The following considerations for the social/emotional and mental health wellness for reopening are a result of the work completed by the Social Emotional Learning Advisory Subcommittee:
- The district to make available resources and referrals to address mental health, behavioral, and emotional needs of students, faculty, and staff when school reopens for in-person instruction and remote instruction. Committee recommendations to support this effort include:
- Providing teachers time to develop relationships with students and emphasize social emotional learning as students transition.
- Reviewing and revising, as needed, the K-12 comprehensive counseling plan to plan, develop, and implement social emotional learning lessons.
- Reviewing and revising the district’s Multi-Tiered System of Supports (MTSS) to identify students at-risk and develop a collaborative plan to support students in live and remote settings. Each building’s pre-referral intervention team or school-based support team will work collaboratively with staff to provide whole class and individualized interventions.
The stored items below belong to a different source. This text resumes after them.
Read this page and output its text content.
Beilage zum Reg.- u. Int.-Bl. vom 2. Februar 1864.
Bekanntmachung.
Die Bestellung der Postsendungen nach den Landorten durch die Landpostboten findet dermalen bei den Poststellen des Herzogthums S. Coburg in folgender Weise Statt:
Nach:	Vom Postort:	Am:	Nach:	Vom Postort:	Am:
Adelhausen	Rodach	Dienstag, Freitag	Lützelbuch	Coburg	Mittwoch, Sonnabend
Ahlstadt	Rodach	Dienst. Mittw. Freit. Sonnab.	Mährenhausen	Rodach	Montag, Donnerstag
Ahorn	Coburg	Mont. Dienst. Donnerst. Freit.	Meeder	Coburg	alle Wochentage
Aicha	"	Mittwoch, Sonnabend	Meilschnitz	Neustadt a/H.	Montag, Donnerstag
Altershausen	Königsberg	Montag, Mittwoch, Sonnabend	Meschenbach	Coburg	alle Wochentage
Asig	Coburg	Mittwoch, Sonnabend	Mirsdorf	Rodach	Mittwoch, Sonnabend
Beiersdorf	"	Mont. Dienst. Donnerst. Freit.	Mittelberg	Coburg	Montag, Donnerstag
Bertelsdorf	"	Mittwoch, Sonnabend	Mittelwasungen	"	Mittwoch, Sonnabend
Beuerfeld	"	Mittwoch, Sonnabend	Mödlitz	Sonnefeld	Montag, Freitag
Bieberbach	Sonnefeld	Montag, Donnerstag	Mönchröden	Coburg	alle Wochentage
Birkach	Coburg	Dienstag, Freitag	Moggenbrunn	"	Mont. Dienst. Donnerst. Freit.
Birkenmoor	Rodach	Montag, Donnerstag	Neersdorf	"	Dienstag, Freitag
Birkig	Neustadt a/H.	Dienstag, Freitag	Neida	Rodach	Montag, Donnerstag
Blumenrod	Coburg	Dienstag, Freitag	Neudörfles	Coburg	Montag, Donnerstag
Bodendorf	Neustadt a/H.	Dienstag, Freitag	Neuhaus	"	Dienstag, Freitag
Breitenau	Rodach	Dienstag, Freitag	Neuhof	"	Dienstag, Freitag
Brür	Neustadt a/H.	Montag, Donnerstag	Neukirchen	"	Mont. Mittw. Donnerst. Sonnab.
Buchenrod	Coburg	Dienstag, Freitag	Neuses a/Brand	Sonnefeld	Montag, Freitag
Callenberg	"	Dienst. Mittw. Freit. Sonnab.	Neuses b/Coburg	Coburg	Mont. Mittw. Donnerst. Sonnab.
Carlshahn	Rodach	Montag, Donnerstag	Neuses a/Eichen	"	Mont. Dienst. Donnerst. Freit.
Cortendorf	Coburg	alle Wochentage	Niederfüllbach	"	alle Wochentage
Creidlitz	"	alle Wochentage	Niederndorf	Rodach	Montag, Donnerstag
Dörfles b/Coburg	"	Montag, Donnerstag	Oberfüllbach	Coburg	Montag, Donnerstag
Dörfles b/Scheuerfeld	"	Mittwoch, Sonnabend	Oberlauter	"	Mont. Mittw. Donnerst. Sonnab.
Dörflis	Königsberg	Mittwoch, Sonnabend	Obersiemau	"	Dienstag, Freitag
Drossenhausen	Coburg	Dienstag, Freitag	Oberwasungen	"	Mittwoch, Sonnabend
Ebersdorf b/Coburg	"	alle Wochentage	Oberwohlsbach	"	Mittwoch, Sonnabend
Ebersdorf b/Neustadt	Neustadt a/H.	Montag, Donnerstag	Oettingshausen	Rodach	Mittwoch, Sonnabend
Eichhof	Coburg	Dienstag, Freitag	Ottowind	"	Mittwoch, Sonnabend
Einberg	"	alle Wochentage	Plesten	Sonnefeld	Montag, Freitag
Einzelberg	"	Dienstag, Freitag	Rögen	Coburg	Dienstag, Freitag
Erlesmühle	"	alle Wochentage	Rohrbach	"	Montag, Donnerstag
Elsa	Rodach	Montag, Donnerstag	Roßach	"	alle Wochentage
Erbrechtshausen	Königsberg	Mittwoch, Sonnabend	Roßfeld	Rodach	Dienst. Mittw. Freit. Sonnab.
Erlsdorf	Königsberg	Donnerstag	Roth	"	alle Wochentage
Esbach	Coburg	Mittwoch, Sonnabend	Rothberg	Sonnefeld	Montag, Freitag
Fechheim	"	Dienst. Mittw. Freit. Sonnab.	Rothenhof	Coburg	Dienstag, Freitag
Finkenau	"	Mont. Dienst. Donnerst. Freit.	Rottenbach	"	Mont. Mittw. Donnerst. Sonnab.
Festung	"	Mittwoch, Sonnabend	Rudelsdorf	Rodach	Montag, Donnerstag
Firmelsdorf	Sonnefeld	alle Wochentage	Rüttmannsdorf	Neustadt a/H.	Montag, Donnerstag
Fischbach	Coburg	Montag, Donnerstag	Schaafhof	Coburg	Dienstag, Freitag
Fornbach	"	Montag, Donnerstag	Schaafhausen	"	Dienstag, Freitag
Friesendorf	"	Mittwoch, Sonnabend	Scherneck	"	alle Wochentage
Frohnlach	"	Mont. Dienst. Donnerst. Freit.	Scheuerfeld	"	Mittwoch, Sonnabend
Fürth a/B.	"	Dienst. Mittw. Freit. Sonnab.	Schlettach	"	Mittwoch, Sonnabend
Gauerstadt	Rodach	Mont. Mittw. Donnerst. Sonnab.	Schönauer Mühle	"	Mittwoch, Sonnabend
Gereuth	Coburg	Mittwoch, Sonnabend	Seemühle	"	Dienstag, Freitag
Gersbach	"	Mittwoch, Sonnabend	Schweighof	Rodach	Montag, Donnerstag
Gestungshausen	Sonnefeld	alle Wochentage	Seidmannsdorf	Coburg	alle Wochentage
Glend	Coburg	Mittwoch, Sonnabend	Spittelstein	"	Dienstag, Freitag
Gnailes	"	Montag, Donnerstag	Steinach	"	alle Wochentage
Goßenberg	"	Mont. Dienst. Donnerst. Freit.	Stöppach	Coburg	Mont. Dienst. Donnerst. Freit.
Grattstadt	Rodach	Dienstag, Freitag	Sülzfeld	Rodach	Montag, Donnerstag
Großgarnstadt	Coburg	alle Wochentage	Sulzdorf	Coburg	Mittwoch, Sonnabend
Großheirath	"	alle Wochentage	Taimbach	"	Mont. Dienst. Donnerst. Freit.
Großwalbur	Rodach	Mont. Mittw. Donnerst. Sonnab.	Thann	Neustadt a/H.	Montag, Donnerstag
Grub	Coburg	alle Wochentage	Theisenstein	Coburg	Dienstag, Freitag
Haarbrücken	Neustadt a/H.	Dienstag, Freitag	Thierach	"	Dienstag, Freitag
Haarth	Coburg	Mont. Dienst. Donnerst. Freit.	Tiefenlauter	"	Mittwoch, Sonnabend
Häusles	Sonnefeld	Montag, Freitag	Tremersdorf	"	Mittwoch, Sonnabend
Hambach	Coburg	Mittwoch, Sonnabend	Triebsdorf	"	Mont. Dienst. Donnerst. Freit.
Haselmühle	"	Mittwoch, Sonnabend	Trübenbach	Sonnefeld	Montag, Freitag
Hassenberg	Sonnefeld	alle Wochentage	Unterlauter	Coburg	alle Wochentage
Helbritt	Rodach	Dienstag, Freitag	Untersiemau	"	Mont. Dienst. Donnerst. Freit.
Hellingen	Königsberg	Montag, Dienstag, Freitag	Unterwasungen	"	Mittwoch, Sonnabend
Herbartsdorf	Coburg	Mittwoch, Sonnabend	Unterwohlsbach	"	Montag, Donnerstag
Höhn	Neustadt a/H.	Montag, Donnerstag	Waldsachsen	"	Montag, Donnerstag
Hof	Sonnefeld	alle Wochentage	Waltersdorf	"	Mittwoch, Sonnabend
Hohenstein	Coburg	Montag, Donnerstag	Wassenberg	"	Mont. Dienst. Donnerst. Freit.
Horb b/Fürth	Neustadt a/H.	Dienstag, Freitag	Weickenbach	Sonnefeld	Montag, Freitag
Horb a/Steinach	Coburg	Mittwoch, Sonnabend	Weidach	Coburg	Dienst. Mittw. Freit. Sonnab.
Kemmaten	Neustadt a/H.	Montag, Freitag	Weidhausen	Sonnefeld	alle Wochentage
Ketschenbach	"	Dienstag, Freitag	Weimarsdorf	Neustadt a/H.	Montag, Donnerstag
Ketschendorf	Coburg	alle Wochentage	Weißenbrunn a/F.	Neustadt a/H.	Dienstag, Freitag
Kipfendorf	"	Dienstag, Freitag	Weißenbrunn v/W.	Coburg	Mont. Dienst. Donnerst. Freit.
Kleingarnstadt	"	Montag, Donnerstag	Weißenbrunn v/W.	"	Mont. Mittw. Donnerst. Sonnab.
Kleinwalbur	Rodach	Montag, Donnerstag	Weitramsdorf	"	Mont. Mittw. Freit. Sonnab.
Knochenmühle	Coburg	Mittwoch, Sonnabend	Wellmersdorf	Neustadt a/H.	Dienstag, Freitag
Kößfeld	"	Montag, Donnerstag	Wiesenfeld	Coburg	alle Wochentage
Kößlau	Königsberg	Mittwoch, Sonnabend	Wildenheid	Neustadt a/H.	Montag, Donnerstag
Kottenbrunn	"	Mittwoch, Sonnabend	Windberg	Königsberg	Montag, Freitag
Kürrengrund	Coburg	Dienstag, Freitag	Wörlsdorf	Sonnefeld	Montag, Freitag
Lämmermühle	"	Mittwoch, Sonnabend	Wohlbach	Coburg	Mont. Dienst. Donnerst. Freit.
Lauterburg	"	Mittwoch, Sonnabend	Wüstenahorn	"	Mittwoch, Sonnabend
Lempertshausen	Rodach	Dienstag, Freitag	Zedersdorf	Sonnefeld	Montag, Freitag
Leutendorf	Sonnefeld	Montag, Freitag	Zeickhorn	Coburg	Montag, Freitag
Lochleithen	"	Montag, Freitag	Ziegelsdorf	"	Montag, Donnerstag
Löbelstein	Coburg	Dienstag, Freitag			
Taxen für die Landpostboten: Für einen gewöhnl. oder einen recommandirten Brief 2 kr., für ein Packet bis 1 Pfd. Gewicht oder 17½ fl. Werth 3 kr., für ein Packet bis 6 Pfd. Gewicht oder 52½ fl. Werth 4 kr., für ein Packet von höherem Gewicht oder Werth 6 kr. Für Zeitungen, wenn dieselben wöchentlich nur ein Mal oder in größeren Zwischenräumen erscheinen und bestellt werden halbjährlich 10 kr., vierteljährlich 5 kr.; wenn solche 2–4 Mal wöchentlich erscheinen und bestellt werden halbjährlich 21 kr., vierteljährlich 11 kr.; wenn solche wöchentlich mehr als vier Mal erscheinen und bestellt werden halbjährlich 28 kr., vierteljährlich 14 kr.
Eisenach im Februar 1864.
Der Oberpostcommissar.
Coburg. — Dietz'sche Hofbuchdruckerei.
- Providing professional learning for teachers and the school community prior to schools reopening regarding supporting students’ social emotional well being upon reentry. Additional professional development will be provided throughout the year to address how to incorporate Social Emotional Learning. Topics will include, but not be limited to:
- Resilience and coping skills
- Building a supportive school climate and culture
- Anti-bias and anti-racism education
- Continued expansion of prior professional development on creating trauma-sensitive classrooms; identify how trauma and mental health needs present in students
- Embedding social emotional learning practices into the curriculum
- Providing resources and professional development to faculty and staff to facilitate self-care and mental wellness.
- Updating the district website with a list of community supports and information to access district mental health staff.
- Providing families with information on how to prepare their children for a return to live or remote instruction.
The district developed a webpage during school closure for a place to find a collection of resources to help support the social and emotional well-being of students and families.